When considering crop diversification in the context of MSP, it becomes crucial to weigh various factors such as food security, market demand, and processing potential. The selection of crops eligible for MSP should account for both the immediate needs of consumers and the long-term sustainability of agricultural practices. Aligning the eligible crops with market trends and consumer preferences ensures that farmers are not only producing what is needed but also have a reliable market for their produce.

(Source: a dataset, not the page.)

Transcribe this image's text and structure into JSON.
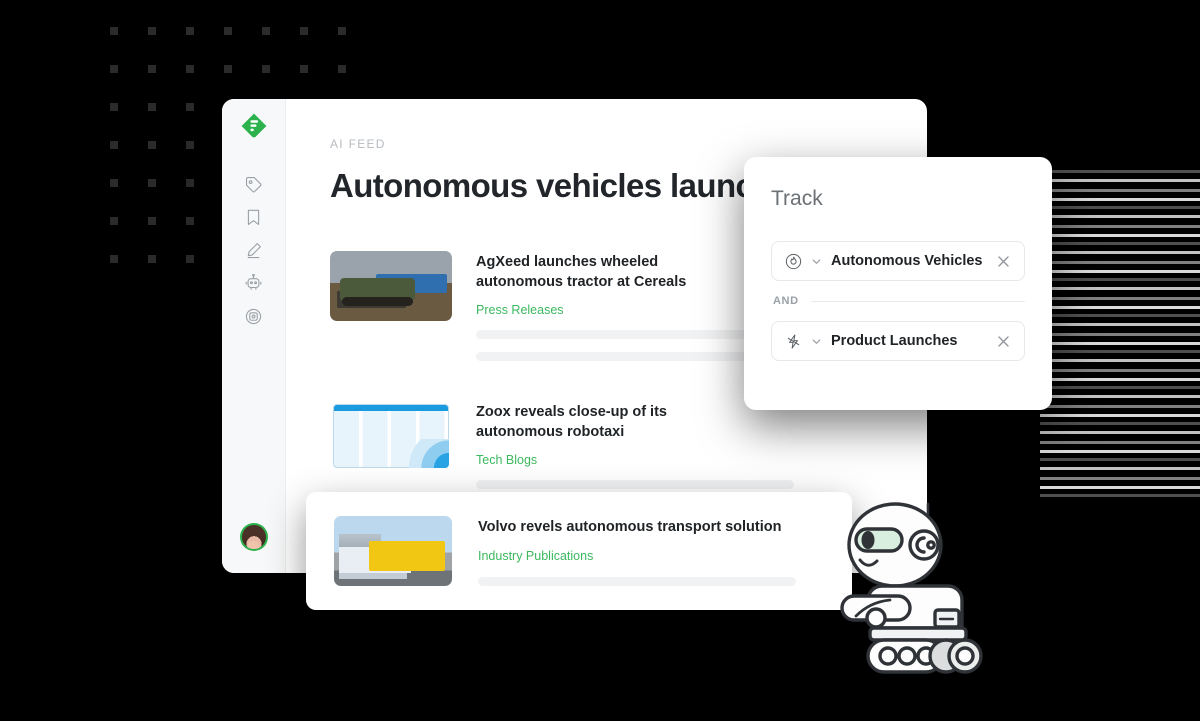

Processing potential becomes another critical factor as it not only contributes to the growth of the food processing sector but also opens up avenues for farmers to engage in more lucrative ventures. Increasing budget allocations for this sector becomes imperative, as it supports farmers by creating additional income streams along with contributing to rural employment, infrastructure development, and the overall economic well-being of farming communities.

The overarching aim is to gradually reduce farmers’ dependence on government support by aligning their incentives with market forces, including food processors. By doing so, farmers become more attuned to market signals, promoting a sustainable and market-driven agriculture sector.